Céramiste installé dans Indre et Loire, actif de 1975 à 1989.


Né en 1953 à Ligueil (Indre-et-Loire), licencié en économie, Yves Suzanne s’intéresse à la céramique dès 1972 et décide en 1975 de prendre une nouvelle voie, celle de la Terre jusqu’en 1989. 

En 1984, il explique à La Revue de la Céramique et du Verre le choix pour ce médium, et plus particulièrement la faïence stannifère (pâte colorée revêtue d’une glaçure opacifiée à l’oxyde d’étain) : 
‘J’ai choisi la terre pour sa sensualité extrême, pour sa variété, pour la difficulté titillante de l’émaillage. … En fait parce qu’elle représente un monde philosophique inépuisable, le problème étant de tisser les liens le plus étroit possible entre la volonté de l’esprit et les possibilités de la matière. Cette espèce de complicité s’arrête à l’instant où s’ouvre mon four, car, à ce moment, l’objet me devient extérieur, il prend sa vie propre, il cristallise un moment du passé.’  

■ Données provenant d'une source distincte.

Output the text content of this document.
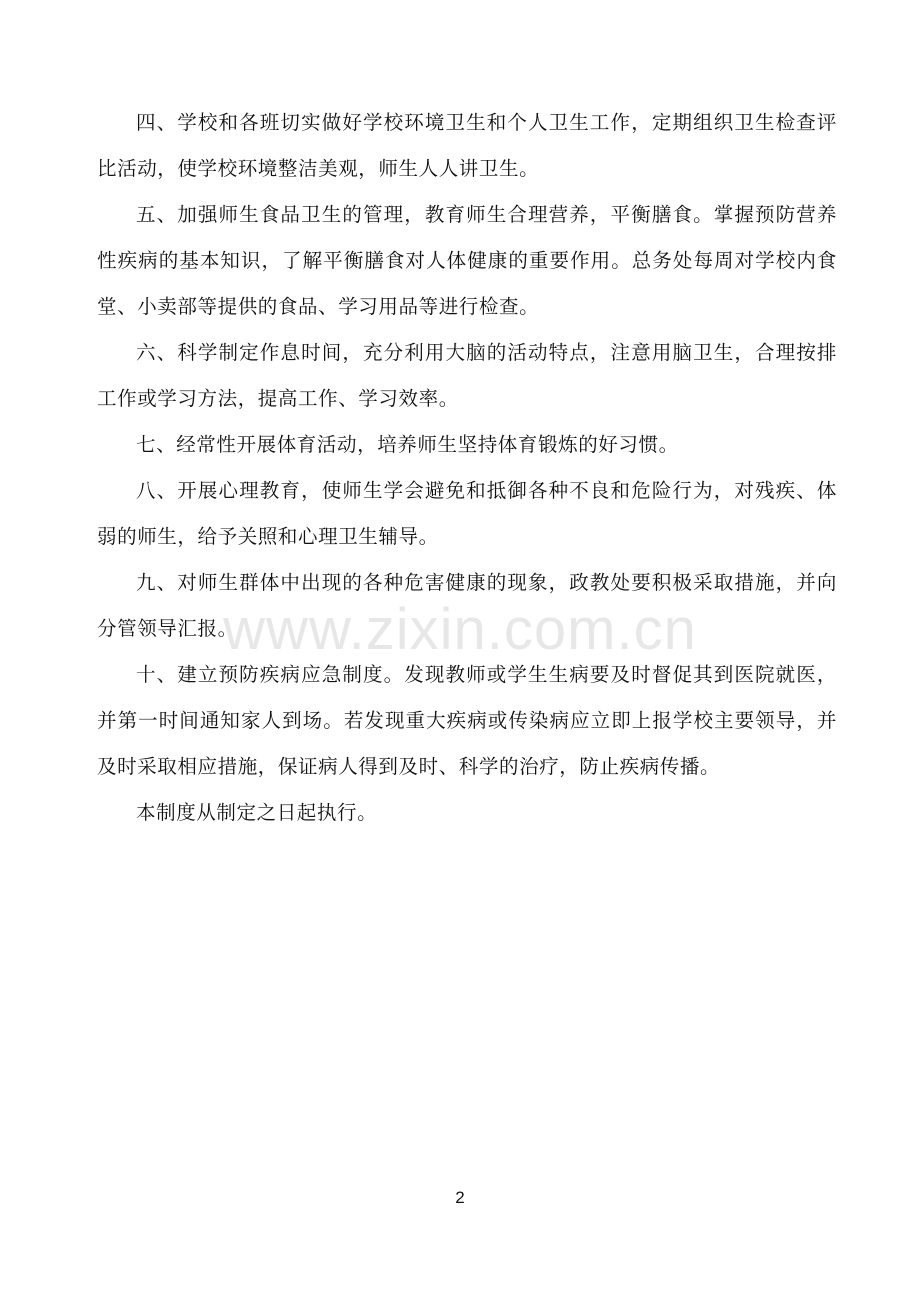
四、学校和各班切实做好学校环境卫生和个人卫生工作，定期组织卫生检查评比活动，使学校环境整洁美观，师生人人讲卫生。

五、加强师生食品卫生的管理，教育师生合理营养，平衡膳食。掌握预防营养性疾病的基本知识，了解平衡膳食对人体健康的重要作用。总务处每周对学校内食堂、小卖部等提供的食品、学习用品等进行检查。

六、科学制定作息时间，充分利用大脑的活动特点，注意用脑卫生，合理按排工作或学习方法，提高工作、学习效率。

七、经常性开展体育活动，培养师生坚持体育锻炼的好习惯。

八、开展心理教育，使师生学会避免和抵御各种不良和危险行为，对残疾、体弱的师生，给予关照和心理卫生辅导。

九、对师生群体中出现的各种危害健康的现象，政教处要积极采取措施，并向分管领导汇报。

十、建立预防疾病应急制度。发现教师或学生生病要及时督促其到医院就医，并第一时间通知家人到场。若发现重大疾病或传染病应立即上报学校主要领导，并及时采取相应措施，保证病人得到及时、科学的治疗，防止疾病传播。

本制度从制定之日起执行。

www.zixin.com.cn
2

Entièrement autodidacte, il s’installe en Indre et Loire pour travailler exclusivement la faïence qu’il tourne et modèle. Il fabrique ses propres émaux (stannifère, calcique) et des cendres. 

L’anecdote suivante démontre la liberté et l’indépendance de Yves Suzanne, qui a choisi de vivre les mains dans la Terre. Elle vise aussi à dénoncer la difficulté en France d’exercer le métier de céramiste en tant qu’artiste. C’est une histoire culturelle à notre pays, figée comme sclérosée dans la définition de statut juridique entre l’artiste et l’artisan. 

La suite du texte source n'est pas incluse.